His earliest films were crude and quickly thrown together, with no sign of the showbiz dazzle he added to his costumes later in his career. As Mix grew accustomed to the medium, he began writing and directing, focusing more on scenarios that showed off his prowess in the saddle. In the Days of the Thundering Herd, a film which harks back to when vast herds of buffalo roamed the plains, provides a prime example. Mix’s first feature-length film – and the first western written for the screen rather than adapted from an existing work – shows the athletic star vaulting between horses as a Pony Express rider before stooping in his saddle to sweep leading lady Bessie Eyton from the path of a stampeding herd of buffalo.

Colin Campbell

Tom Mix and Bessie Eyton in Colin Campbell's In the Days of the Thundering Herd (1914)
Although the full five-reel film apparently still exists, the print generally available is a three-reel re-issued version in poor condition that inevitably impacts one’s enjoyment. Despite this, the film’s limitless energy shines through the scuffs and scratches. It also shows that the familiar tropes of the long-form Western were firmly in place even then: gold prospectors, stampedes, marauding Indians who speak pidgin English (“take um camp!”) and encircle wagon trains – all are crammed into his breathless adventure.
Mix plays Tom Mingle, a Pony Express rider who travels with his fiancée to California after delivering a letter to her from her father that is filled with gold dust and beseeching her to follow him there. Unfortunately, the wagon train they join - and which votes Tom its wagon master - is attacked by Indians.

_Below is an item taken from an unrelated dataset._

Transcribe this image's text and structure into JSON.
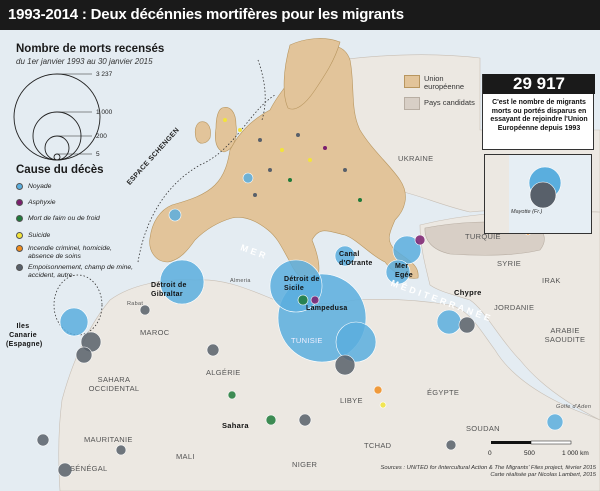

Director Colin Campbell shot much of the film at a 7,000-acre buffalo ranch in Pawnee, Oklahoma, owned by Gordon W. Lillie, a Wild West showman known professionally as Pawnee Bill, making use of what Lillie claimed was the largest buffalo herd in existence. The crew found Native Americans within Oklahoma to play the marauding Indians, but had to manufacture their teepees in Chicago and truck them to the ranch. Selig reportedly insisted that they spare no expense to “give an accurate glimpse of life” in the mid-19th Century West, demanding “historical correctness, both in incidents and detail.”

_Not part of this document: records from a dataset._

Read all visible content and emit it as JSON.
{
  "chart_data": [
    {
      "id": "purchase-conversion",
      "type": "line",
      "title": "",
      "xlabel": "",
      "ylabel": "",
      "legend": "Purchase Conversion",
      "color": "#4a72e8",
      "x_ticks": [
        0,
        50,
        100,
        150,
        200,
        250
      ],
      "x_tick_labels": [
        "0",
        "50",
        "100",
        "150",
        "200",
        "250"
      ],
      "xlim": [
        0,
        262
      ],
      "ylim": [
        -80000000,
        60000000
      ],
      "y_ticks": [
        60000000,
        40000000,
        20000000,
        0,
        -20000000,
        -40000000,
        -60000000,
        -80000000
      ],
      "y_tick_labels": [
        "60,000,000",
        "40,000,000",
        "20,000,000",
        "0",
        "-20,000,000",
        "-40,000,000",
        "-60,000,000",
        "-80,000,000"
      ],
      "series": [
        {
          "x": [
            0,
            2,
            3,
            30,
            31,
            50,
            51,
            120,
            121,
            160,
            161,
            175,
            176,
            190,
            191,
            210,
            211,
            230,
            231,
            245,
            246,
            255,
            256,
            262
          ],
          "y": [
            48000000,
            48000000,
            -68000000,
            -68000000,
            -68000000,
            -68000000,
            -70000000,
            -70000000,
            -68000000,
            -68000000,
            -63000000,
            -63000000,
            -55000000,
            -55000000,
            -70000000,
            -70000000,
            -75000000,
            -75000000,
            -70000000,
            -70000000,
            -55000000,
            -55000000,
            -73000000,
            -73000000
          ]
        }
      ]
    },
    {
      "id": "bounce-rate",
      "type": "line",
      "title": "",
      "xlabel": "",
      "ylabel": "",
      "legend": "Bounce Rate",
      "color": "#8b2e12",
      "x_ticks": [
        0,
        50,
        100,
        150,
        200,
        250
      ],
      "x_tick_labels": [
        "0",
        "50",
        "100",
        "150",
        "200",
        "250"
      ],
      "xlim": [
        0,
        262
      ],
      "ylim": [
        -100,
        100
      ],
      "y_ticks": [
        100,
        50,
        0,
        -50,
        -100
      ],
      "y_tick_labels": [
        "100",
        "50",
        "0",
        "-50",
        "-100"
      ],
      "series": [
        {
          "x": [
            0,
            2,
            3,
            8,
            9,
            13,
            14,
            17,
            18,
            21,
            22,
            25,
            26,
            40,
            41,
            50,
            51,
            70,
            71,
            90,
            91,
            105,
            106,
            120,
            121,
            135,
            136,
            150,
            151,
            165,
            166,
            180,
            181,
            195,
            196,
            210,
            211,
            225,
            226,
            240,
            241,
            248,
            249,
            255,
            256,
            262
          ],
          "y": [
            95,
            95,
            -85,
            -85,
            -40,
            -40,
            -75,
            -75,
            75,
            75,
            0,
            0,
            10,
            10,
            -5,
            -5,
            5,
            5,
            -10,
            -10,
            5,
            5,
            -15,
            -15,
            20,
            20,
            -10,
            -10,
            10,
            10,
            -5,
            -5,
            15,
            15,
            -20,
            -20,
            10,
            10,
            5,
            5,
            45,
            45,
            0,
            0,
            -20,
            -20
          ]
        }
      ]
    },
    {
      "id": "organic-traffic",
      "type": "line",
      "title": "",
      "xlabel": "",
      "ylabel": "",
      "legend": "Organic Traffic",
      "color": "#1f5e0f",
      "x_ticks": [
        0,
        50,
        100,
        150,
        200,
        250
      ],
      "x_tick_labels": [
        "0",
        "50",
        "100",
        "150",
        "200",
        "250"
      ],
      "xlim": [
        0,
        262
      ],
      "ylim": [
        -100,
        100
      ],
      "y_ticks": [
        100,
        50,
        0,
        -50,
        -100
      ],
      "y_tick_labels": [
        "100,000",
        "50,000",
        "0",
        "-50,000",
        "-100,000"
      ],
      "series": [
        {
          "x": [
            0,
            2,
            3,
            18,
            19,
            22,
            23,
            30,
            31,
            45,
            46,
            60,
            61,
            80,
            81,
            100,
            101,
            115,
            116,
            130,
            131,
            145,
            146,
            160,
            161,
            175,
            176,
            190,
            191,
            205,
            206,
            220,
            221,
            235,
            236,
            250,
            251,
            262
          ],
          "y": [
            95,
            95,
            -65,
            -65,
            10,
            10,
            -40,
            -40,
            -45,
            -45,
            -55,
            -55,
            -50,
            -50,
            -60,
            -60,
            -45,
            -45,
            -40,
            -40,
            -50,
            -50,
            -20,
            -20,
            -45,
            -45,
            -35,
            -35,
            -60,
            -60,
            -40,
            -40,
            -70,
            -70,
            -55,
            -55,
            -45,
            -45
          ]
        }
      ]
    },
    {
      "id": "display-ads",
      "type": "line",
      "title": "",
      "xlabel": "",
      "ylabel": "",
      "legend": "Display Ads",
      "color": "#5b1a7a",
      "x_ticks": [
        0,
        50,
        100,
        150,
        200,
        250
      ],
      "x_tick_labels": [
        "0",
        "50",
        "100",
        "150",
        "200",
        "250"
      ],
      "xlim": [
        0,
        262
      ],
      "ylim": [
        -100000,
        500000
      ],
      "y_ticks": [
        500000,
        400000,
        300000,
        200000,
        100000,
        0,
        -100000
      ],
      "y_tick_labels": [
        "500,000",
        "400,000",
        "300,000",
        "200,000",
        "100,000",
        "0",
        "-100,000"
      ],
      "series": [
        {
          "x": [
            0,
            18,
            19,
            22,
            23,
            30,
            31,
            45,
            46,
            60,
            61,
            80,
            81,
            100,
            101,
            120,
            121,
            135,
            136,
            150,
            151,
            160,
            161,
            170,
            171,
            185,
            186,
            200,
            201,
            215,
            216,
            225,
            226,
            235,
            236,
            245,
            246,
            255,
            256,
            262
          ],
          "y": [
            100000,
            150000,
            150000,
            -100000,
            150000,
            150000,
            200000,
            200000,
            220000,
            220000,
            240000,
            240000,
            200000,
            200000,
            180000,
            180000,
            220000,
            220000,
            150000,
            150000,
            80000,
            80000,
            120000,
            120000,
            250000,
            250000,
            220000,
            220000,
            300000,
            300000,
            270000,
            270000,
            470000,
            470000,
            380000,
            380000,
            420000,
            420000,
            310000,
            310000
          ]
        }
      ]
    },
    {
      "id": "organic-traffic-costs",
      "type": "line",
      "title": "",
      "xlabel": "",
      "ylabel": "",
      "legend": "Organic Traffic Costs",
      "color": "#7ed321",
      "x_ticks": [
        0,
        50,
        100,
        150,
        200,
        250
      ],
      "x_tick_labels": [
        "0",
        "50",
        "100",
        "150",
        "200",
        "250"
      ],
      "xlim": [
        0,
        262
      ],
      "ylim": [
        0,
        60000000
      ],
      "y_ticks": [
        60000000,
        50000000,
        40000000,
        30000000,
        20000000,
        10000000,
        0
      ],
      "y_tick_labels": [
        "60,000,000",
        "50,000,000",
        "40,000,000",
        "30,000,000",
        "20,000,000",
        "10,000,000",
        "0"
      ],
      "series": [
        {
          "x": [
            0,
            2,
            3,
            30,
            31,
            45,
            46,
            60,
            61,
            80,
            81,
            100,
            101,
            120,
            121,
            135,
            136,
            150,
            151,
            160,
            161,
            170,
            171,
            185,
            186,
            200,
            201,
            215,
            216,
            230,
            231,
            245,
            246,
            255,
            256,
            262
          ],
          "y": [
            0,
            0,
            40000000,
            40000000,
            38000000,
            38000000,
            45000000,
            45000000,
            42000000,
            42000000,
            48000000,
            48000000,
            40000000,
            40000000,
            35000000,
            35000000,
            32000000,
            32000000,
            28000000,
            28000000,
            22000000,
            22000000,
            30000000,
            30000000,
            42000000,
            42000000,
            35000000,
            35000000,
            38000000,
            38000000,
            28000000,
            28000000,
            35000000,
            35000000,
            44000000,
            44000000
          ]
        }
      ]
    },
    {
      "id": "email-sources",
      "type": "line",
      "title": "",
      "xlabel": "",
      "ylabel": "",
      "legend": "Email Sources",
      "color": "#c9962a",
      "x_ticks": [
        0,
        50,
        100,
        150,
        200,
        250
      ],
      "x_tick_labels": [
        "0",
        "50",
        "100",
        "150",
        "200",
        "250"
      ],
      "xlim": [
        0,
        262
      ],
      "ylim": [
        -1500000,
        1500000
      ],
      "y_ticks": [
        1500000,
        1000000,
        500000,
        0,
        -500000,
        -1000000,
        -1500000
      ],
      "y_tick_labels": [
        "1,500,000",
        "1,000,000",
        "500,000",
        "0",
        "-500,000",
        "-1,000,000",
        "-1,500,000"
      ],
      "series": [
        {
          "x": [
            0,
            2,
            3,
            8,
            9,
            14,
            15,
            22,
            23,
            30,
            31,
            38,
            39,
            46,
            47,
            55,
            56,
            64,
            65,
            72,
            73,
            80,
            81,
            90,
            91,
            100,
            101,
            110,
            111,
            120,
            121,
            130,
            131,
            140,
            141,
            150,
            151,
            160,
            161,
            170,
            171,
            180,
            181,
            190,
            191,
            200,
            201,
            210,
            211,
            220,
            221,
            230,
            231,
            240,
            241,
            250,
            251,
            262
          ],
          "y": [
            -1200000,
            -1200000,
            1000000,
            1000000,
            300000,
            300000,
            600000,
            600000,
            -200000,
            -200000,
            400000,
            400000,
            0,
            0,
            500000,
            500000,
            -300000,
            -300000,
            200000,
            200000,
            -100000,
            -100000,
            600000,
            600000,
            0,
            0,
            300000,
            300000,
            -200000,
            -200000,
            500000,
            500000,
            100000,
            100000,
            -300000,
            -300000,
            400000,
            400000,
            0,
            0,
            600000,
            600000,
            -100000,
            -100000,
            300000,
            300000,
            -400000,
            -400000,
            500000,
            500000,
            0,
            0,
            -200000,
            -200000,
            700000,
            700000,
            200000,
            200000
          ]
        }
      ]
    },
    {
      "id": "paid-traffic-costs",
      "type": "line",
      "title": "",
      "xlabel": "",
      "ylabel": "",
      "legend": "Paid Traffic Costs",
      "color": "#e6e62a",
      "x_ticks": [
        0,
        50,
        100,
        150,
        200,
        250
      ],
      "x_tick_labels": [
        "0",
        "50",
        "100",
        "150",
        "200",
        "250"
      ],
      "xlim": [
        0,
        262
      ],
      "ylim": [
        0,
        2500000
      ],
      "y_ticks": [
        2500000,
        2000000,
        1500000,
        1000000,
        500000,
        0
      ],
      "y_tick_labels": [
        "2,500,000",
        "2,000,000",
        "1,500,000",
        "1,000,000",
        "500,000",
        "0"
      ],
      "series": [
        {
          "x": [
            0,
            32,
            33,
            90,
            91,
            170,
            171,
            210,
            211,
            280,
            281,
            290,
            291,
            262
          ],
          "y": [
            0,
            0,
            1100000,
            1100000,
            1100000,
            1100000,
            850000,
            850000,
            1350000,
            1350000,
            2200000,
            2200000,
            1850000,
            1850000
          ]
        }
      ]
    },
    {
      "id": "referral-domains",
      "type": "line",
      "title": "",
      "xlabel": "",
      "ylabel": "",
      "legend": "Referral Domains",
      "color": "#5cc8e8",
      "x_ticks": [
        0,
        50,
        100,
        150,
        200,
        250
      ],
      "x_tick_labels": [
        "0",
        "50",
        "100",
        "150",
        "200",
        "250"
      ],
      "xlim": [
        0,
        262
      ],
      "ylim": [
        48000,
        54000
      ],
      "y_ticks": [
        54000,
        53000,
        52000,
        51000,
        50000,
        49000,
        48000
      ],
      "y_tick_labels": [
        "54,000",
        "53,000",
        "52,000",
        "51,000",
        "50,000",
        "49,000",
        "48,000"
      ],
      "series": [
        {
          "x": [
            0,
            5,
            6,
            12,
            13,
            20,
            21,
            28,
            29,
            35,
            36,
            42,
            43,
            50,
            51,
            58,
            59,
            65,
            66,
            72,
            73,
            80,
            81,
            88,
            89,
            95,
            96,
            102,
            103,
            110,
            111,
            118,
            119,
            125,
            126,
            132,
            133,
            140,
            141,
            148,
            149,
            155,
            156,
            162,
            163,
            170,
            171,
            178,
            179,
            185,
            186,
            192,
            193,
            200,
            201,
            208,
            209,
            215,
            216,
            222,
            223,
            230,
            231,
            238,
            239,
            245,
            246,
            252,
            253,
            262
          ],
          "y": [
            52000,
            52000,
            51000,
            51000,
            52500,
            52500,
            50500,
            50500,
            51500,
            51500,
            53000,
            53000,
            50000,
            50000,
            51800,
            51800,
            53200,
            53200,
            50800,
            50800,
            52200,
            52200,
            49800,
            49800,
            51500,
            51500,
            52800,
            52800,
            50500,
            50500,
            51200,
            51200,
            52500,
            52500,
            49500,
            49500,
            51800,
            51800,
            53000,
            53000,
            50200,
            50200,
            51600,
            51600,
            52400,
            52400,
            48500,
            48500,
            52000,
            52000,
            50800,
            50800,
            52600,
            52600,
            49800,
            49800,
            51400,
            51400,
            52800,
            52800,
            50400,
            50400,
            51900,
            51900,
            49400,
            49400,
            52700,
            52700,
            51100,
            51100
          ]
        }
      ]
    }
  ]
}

Wheeler Oakman, who would become a mainstay of low-budget Westerns later in life, plays an Indian chief here, but Native American actress Red Wing plays the squaw who helps Mix and Eyton escape from their captors. Born Lilian St. Cyr, she also co-starred in Cecil B. DeMille’s The Squaw Man – the first feature made in Hollywood – in the same year. In the Days of the Thundering Herd also marked one of the last appearances of Old Blue, the faithful horse who had accompanied Mix on over 50 of his screen adventures. Mix finally put him out to pasture and replaced him with a new friend, Tony, who would become even more familiar to western fans than his predecessor. Old Blue lived another eighteen years, dying in 1932. He was interred in Mixville, the set on which Mix shot many of his films. Mix had a wooden pillar with a projecting beam placed over Old Blue’s grave so that he could hang a wreath of flowers over his old partner’s final resting place.
James S. McQuade, writing for the Moving Picture World, stated, “The five reels teem with action and radiate with atmosphere of the old days with a vividness that can be felt. One is translated from the wonders of modern days to the old Santa Fe trail and the long, winding lane of “prairie schooners” headed towards the setting sun.”